A operação foi autorizada pelo ministro Alexandre de Moraes, do STF, que também expediu mandado de prisão contra Magro. Como o empresário mora no exterior, Moraes determinou a inclusão de seu nome na lista vermelha da Interpol. O advogado de Castro, Carlo Luchione, afirmou que ainda desconhece a motivação da ação.
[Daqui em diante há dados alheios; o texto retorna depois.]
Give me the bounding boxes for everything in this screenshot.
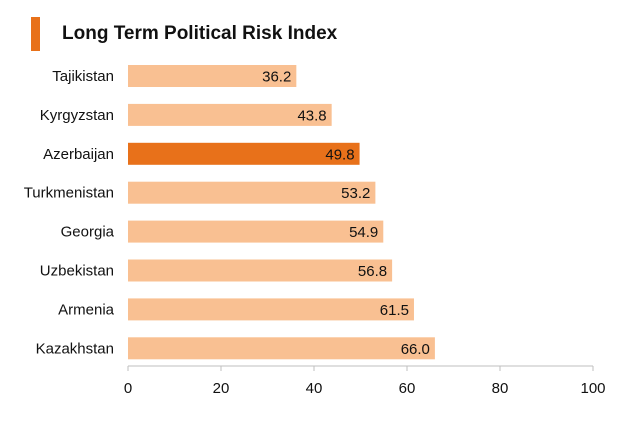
category-label: Tajikistan — [52, 68, 114, 85]
value-label: 43.8 — [297, 107, 326, 124]
chart-title: Long Term Political Risk Index — [62, 23, 338, 44]
value-label: 53.2 — [341, 185, 370, 202]
category-label: Georgia — [61, 224, 115, 241]
value-label: 61.5 — [380, 302, 409, 319]
bar — [128, 65, 297, 87]
value-label: 56.8 — [358, 263, 387, 280]
category-label: Kyrgyzstan — [40, 107, 114, 124]
value-label: 54.9 — [349, 224, 378, 241]
x-tick-label: 100 — [580, 380, 605, 397]
bar — [128, 142, 360, 165]
x-tick-label: 80 — [492, 380, 509, 397]
bar — [128, 298, 414, 321]
bars-group: Tajikistan 36.2 Kyrgyzstan 43.8 Azerbaijan 49… — [24, 65, 435, 360]
category-label: Turkmenistan — [24, 185, 114, 202]
value-label: 36.2 — [262, 69, 291, 86]
category-label: Uzbekistan — [40, 263, 114, 280]
x-axis: 0 20 40 60 80 100 — [124, 365, 606, 397]
x-tick-label: 60 — [399, 380, 416, 397]
title-accent-bar — [31, 17, 40, 51]
x-tick-label: 0 — [124, 380, 132, 397]
bar — [128, 220, 384, 243]
bar — [128, 103, 332, 126]
bar — [128, 259, 393, 282]
category-label: Armenia — [58, 301, 115, 318]
chart-header: Long Term Political Risk Index — [31, 17, 337, 51]
x-tick-label: 40 — [306, 380, 323, 397]
bar — [128, 181, 376, 204]
bar — [128, 337, 435, 360]
value-label: 66.0 — [401, 341, 430, 358]
value-label: 49.8 — [325, 146, 354, 163]
category-label: Kazakhstan — [36, 340, 114, 357]
x-tick-label: 20 — [213, 380, 230, 397]
category-label: Azerbaijan — [43, 146, 114, 163]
Já Magro não se pronunciou até a publicação da reportagem. A Justiça determinou o bloqueio de cerca de R$ 52 bilhões em ativos financeiros e suspendeu as atividades das empresas investigadas. Segundo a PF, a operação Sem Refino investiga um conglomerado do setor de combustíveis suspeito de usar estrutura societária e financeira para ocultação patrimonial, dissimulação de bens e envio de recursos ao exterior. As apurações envolvem suspeitas de fraude fiscal, ocultação de patrimônio e irregularidades ligadas à operação de refinarias. Foram cumpridos 17 mandados de busca e apreensão e sete medidas de afastamento de funções públicas no Rio de Janeiro, em São Paulo e no Distrito Federal. 

Entre os afastados está Guaraci Vianna, desembargador do Tribunal de Justiça do Rio, já afastado anteriormente pelo CNJ por decisões relacionadas à Refit. Ele também foi alvo de buscas. A investigação foi conectada à chamada ADPF das Favelas, que apura relações entre organizações criminosas e agentes públicos no Rio. Magro é dono da Refit, investigada nas operações Carbono Oculto e Cadeia de Carbono, que apuram sonegação de impostos na importação de gasolina e fornecimento de combustíveis para postos ligados ao PCC. Morando em Miami desde 2016, Magro nega irregularidades e afirma ser perseguido por concorrentes. Cláudio Castro também responde a outras investigações, incluindo suspeitas de desvios em contratos da assistência social do governo fluminense entre 2017 e 2020. Em março, o TSE condenou Castro à inelegibilidade por participação em esquema de criação de 27 mil cargos fantasmas para acomodar aliados políticos.